Estrogen metabolism and risk of breast cancer:: A prospective study of the 2:16α-hydroxyestrone ratio in premenopausal and postmenopausal women

Experimental and clinical evidence suggests that 16 alpha -hydroxylated estrogen metabolites, biologically strong estrogens, are associated with breast cancer risk, while 2-hydroxylated metabolites, with lower estrogenic activity, are weakly related to this disease, This study analyzes the association of breast cancer risk with estrogen metabolism, expressed as the ratio of 2-hydroxyestrone to 16 alpha -hydroxyestrone, in a prospective nested case-control study.

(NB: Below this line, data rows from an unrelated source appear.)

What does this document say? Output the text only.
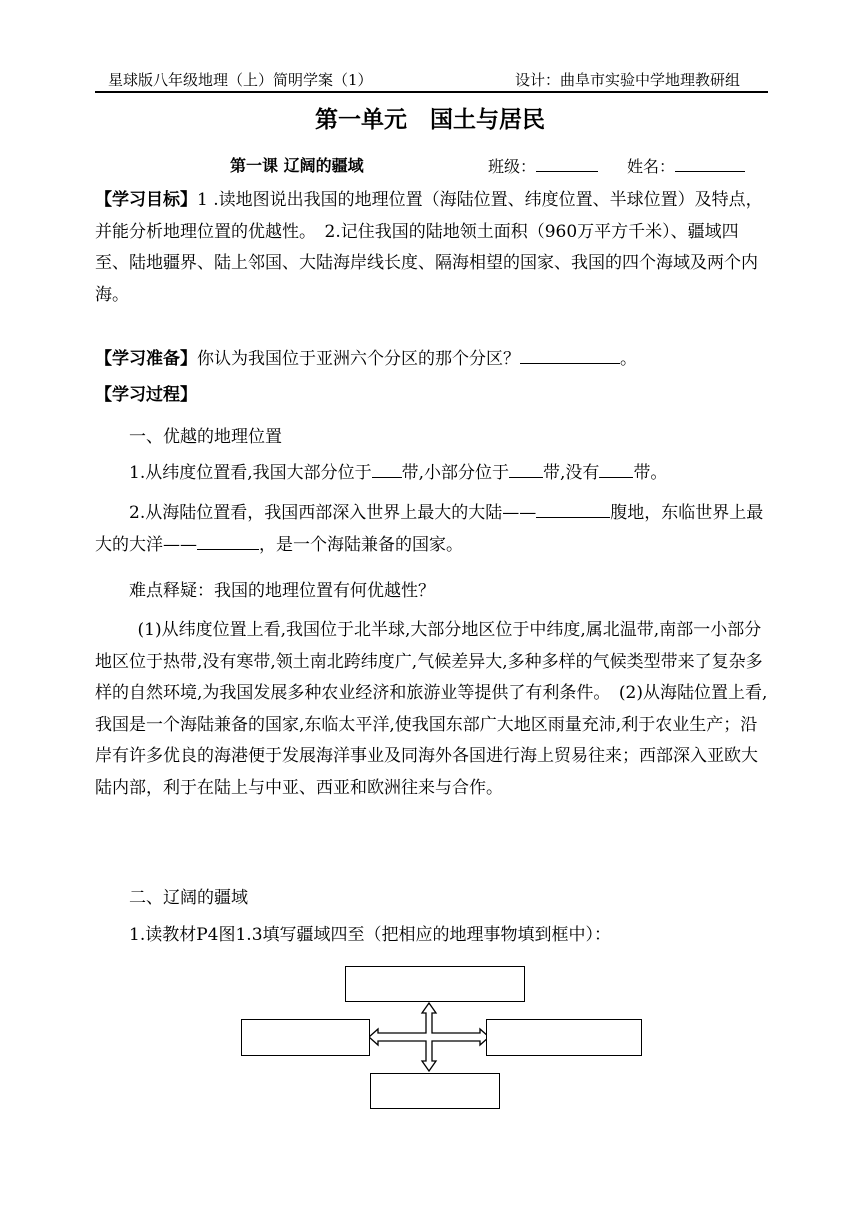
星球版八年级地理（上）简明学案（1）	设计：曲阜市实验中学地理教研组
第一单元　国土与居民
第一课 辽阔的疆域	班级：	姓名：
【学习目标】1 .读地图说出我国的地理位置（海陆位置、纬度位置、半球位置）及特点，并能分析地理位置的优越性。　2.记住我国的陆地领土面积（960万平方千米）、疆域四至、陆地疆界、陆上邻国、大陆海岸线长度、隔海相望的国家、我国的四个海域及两个内海。
【学习准备】你认为我国位于亚洲六个分区的那个分区？	。
【学习过程】
一、优越的地理位置
1.从纬度位置看,我国大部分位于 带,小部分位于 带,没有 带。
2.从海陆位置看，我国西部深入世界上最大的大陆——	腹地，东临世界上最大的大洋——	，是一个海陆兼备的国家。
难点释疑：我国的地理位置有何优越性？
(1)从纬度位置上看,我国位于北半球,大部分地区位于中纬度,属北温带,南部一小部分地区位于热带,没有寒带,领土南北跨纬度广,气候差异大,多种多样的气候类型带来了复杂多样的自然环境,为我国发展多种农业经济和旅游业等提供了有利条件。　(2)从海陆位置上看,我国是一个海陆兼备的国家,东临太平洋,使我国东部广大地区雨量充沛,利于农业生产；沿岸有许多优良的海港便于发展海洋事业及同海外各国进行海上贸易往来；西部深入亚欧大陆内部，利于在陆上与中亚、西亚和欧洲往来与合作。
二、辽阔的疆域
1.读教材P4图1.3填写疆域四至（把相应的地理事物填到框中）：
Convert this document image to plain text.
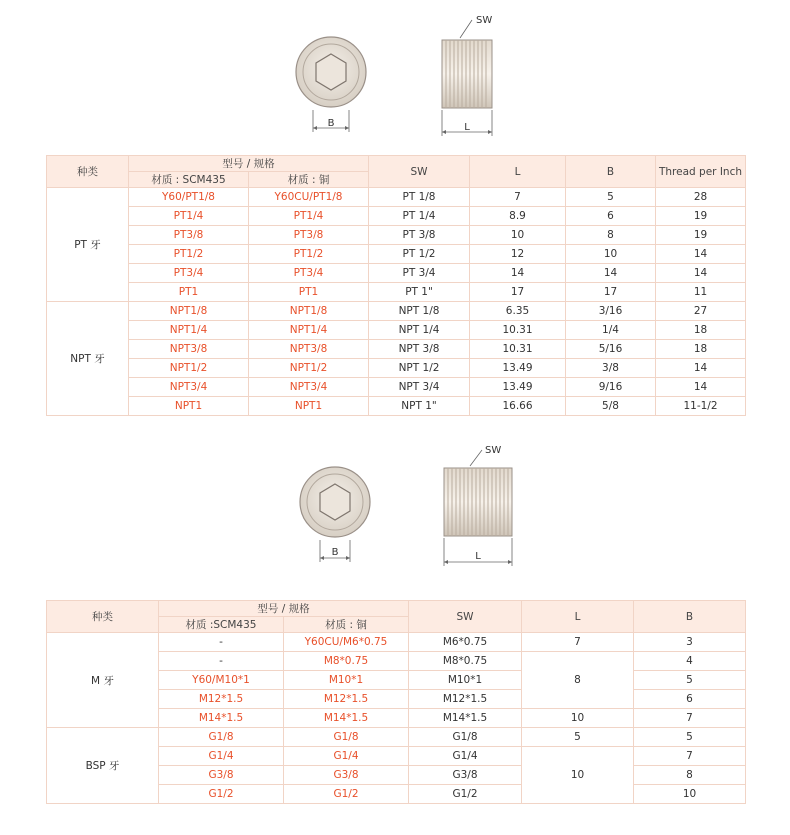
B
SW
L
种类	型号 / 规格		SW	L	B	Thread per Inch
	材质 : SCM435	材质 : 铜				
PT 牙	Y60/PT1/8	Y60CU/PT1/8	PT 1/8	7	5	28
	PT1/4	PT1/4	PT 1/4	8.9	6	19
	PT3/8	PT3/8	PT 3/8	10	8	19
	PT1/2	PT1/2	PT 1/2	12	10	14
	PT3/4	PT3/4	PT 3/4	14	14	14
	PT1	PT1	PT 1"	17	17	11
NPT 牙	NPT1/8	NPT1/8	NPT 1/8	6.35	3/16	27
	NPT1/4	NPT1/4	NPT 1/4	10.31	1/4	18
	NPT3/8	NPT3/8	NPT 3/8	10.31	5/16	18
	NPT1/2	NPT1/2	NPT 1/2	13.49	3/8	14
	NPT3/4	NPT3/4	NPT 3/4	13.49	9/16	14
	NPT1	NPT1	NPT 1"	16.66	5/8	11-1/2
B
SW
L
种类	型号 / 规格		SW	L	B
	材质 :SCM435	材质 : 铜			
M 牙	-	Y60CU/M6*0.75	M6*0.75	7	3
	-	M8*0.75	M8*0.75	8	4
	Y60/M10*1	M10*1	M10*1		5
	M12*1.5	M12*1.5	M12*1.5		6
	M14*1.5	M14*1.5	M14*1.5	10	7
BSP 牙	G1/8	G1/8	G1/8	5	5
	G1/4	G1/4	G1/4	10	7
	G3/8	G3/8	G3/8		8
	G1/2	G1/2	G1/2		10
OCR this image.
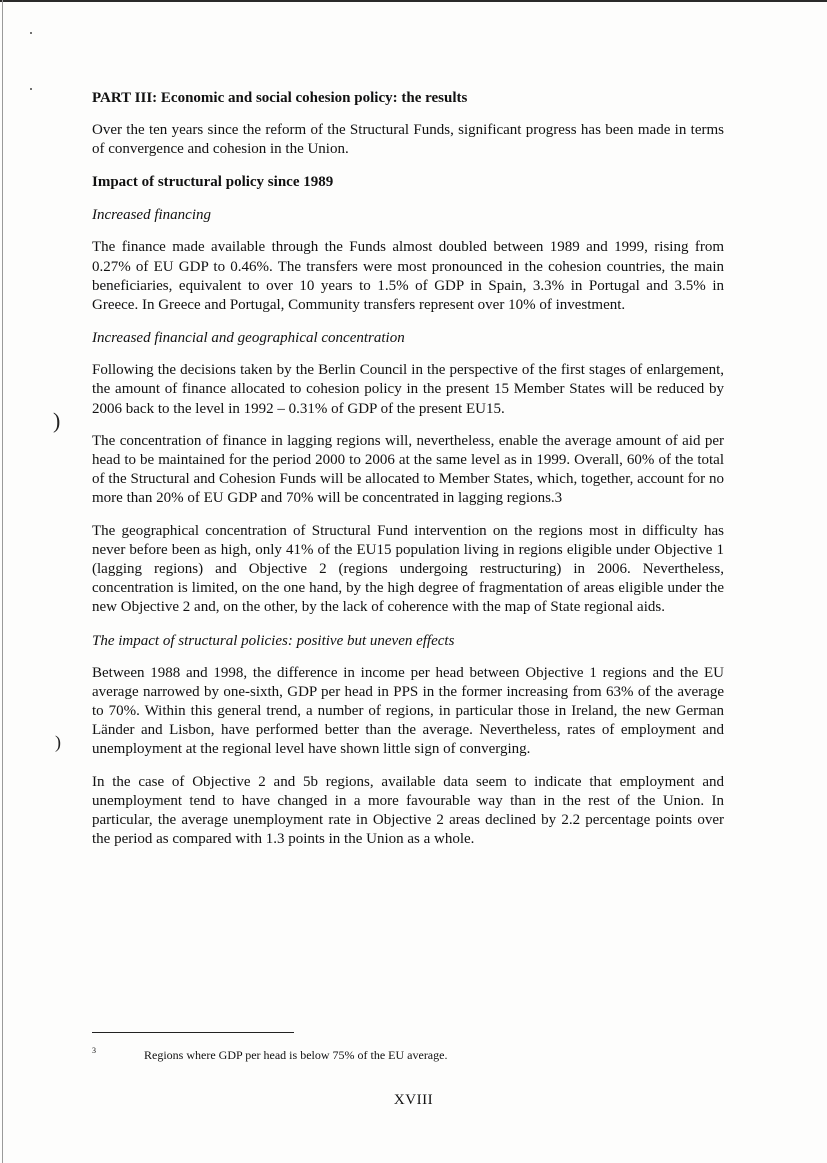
)
)
PART III: Economic and social cohesion policy: the results

Over the ten years since the reform of the Structural Funds, significant progress has been made in terms of convergence and cohesion in the Union.

Impact of structural policy since 1989
Increased financing

The finance made available through the Funds almost doubled between 1989 and 1999, rising from 0.27% of EU GDP to 0.46%. The transfers were most pronounced in the cohesion countries, the main beneficiaries, equivalent to over 10 years to 1.5% of GDP in Spain, 3.3% in Portugal and 3.5% in Greece. In Greece and Portugal, Community transfers represent over 10% of investment.

Increased financial and geographical concentration

Following the decisions taken by the Berlin Council in the perspective of the first stages of enlargement, the amount of finance allocated to cohesion policy in the present 15 Member States will be reduced by 2006 back to the level in 1992 – 0.31% of GDP of the present EU15.

The concentration of finance in lagging regions will, nevertheless, enable the average amount of aid per head to be maintained for the period 2000 to 2006 at the same level as in 1999. Overall, 60% of the total of the Structural and Cohesion Funds will be allocated to Member States, which, together, account for no more than 20% of EU GDP and 70% will be concentrated in lagging regions.3

The geographical concentration of Structural Fund intervention on the regions most in difficulty has never before been as high, only 41% of the EU15 population living in regions eligible under Objective 1 (lagging regions) and Objective 2 (regions undergoing restructuring) in 2006. Nevertheless, concentration is limited, on the one hand, by the high degree of fragmentation of areas eligible under the new Objective 2 and, on the other, by the lack of coherence with the map of State regional aids.

The impact of structural policies: positive but uneven effects

Between 1988 and 1998, the difference in income per head between Objective 1 regions and the EU average narrowed by one-sixth, GDP per head in PPS in the former increasing from 63% of the average to 70%. Within this general trend, a number of regions, in particular those in Ireland, the new German Länder and Lisbon, have performed better than the average. Nevertheless, rates of employment and unemployment at the regional level have shown little sign of converging.

In the case of Objective 2 and 5b regions, available data seem to indicate that employment and unemployment tend to have changed in a more favourable way than in the rest of the Union. In particular, the average unemployment rate in Objective 2 areas declined by 2.2 percentage points over the period as compared with 1.3 points in the Union as a whole.

3	Regions where GDP per head is below 75% of the EU average.
XVIII
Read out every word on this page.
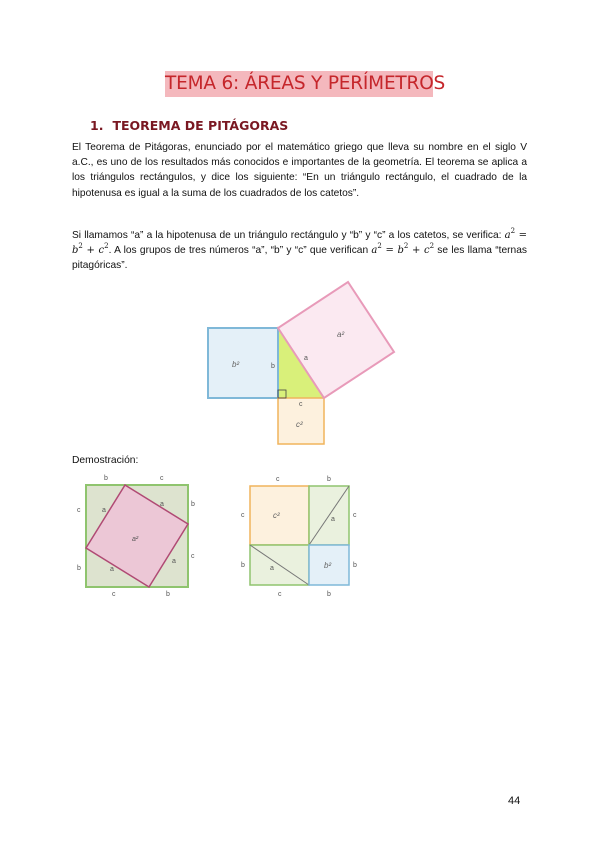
TEMA 6: ÁREAS Y PERÍMETROS
1. TEOREMA DE PITÁGORAS

El Teorema de Pitágoras, enunciado por el matemático griego que lleva su nombre en el siglo V a.C., es uno de los resultados más conocidos e importantes de la geometría. El teorema se aplica a los triángulos rectángulos, y dice los siguiente: “En un triángulo rectángulo, el cuadrado de la hipotenusa es igual a la suma de los cuadrados de los catetos”.

Si llamamos “a” a la hipotenusa de un triángulo rectángulo y “b” y “c” a los catetos, se verifica: $a^2 = b^2 + c^2$. A los grupos de tres números “a”, “b” y “c” que verifican $a^2 = b^2 + c^2$ se les llama “ternas pitagóricas”.

b²
a²
c²
a
b
c
Demostración:
b	c
b
c
c	b
c
b
a
a
a
a
a²
c	b
c
b
c
b
c	b
c²
b²
a
a
44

Between 1987 and 1992, 10,786 women (ages 35-69 years) were recruited to a prospective study on breast cancer in Italy, the "Hormones and Diet in the Etiology of Breast Cancer" (ORDET) study. Women with a history of cancer and women on hormone therapy were excluded at baseline. At recruitment, overnight urine was collected from all participants and stored at -80 degreesC, After an average of 5.5 years of follow up, 144 breast cancer cases and four matched controls for each case were identified among the participants of the cohort. Among premenopausal women, a higher ratio of 2-hydroxyestrone to 16 alpha -hydroxyestrone at baseline was associated with a reduced risk of breast cancer: women in the highest quintile of the ratio had an adjusted odds ratio (OR) for breast cancer of 0.58 [95% confidence interval (Cl) = 0.25-1.34]. The corresponding adjusted OR in postmenopausal women was 1.29 (95% Cl = 0.53-3.10). Results of this prospective study support the hypothesis that the estrogen metabolism pathway favoring 2-hydroxylation over 16 alpha -hydroxylation is associated with a reduced risk of invasive breast cancer risk in premenopausal women.